The conference opened with a riveting speech by Julie Fleshman, our president and CEO, followed by remarks from the executive director of the Lustgarten Foundation (also a lead supporter) and inspiring comments from a patient.
The opening session keynote address was delivered by Andrew Biankin, MBBS, PhD, from University of Glasgow. Dr. Biankin spoke eloquently about the importance of precision, or personalized, medicine, for the treatment of pancreatic cancer patients.
Also, local volunteer leaders from the Central Florida affiliate attended the session and subsequent reception. It was a wonderful opportunity to expose our volunteers to the science taking place in the field and to members of the research community, and for us to say “thank you” for all that our volunteers across the country do for the organization and cause.
The excitement and momentum from Thursday evening continued today, our first full day at the conference.
The morning began with presentations about pancreatic cancer epidemiology, or understanding patterns of disease occurrence, and identifying risk factors for the disease. Among the prestigious lineup of speakers was Gloria Petersen, PhD, member of our Scientific and Medical Advisory Board (SMAB), who spoke about genetic and non-genetic factors that could influence an individual’s risk of developing the disease.
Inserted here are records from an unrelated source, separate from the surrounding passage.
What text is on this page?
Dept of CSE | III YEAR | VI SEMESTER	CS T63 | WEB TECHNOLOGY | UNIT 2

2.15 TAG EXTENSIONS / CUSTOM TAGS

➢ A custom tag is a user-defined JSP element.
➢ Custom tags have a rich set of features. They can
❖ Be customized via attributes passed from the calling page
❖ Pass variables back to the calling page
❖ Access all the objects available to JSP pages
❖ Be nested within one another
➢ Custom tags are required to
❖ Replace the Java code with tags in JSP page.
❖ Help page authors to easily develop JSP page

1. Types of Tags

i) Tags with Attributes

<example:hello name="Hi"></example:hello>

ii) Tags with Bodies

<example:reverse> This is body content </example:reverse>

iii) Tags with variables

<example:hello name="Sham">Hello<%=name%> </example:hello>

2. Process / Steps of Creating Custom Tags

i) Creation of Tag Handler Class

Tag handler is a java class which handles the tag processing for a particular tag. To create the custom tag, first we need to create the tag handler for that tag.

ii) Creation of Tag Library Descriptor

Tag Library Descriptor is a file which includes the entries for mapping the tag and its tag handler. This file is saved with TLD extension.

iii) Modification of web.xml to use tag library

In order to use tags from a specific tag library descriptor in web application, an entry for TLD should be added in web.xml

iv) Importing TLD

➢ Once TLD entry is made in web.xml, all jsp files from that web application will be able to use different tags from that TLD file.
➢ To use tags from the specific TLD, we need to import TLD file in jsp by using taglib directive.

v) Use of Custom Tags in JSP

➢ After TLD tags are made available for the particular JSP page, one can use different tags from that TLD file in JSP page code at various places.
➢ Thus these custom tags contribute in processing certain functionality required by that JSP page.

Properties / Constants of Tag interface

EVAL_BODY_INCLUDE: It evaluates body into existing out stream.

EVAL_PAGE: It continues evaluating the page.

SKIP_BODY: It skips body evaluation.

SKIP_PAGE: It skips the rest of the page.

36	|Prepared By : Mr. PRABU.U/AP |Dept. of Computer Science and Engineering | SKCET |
The scientific topic then shifted to early detection – a key subject considering that the vast majority of pancreatic cancer cases are not diagnosed until the disease has already spread to other organs, and that patients have a much higher likelihood of a positive outcome when the disease is detected earlier.
In the afternoon, we were intrigued to learn more about the biology of pancreatic tumor initiation and metastatic spread. Speakers included Channing Der, PhD, two-time research grant recipient and member of our SMAB. He spoke about KRAS, a protein mutated in 95 percent of pancreatic cancer cases, and ways to directly or indirectly block its cancer-driving activity.
Jennifer Bailey, PhD, was also invited to speak in this session about her key data explaining which types of cells within the pancreas have the highest likelihood of becoming cancerous. Dr. Bailey is in her fifth and final year funded by our prestigious Pathway to Leadership Grant, which supported her successful transition from a postdoctoral fellowship to an independent assistant professor position.
All of the sessions today led to robust discussion among the attendees of the meeting, with many thought-provoking questions and opportunities to build collaboration.
The afternoon was capped off by an innovative presentation by Eileen O’Reilly, MD, also a member of our SMAB. Dr. O’Reilly spoke about using biomarkers, or clues present in a patient’s tumor specimen, blood or other samples, to direct personalized treatment approaches for that patient.
And finally, attendees gathered for an evening reception and poster session, highlighting even more exciting scientific progress in the field of pancreatic cancer.
It has been an exhausting and enlightening day and a half, and we’re looking forward to learning even more tomorrow!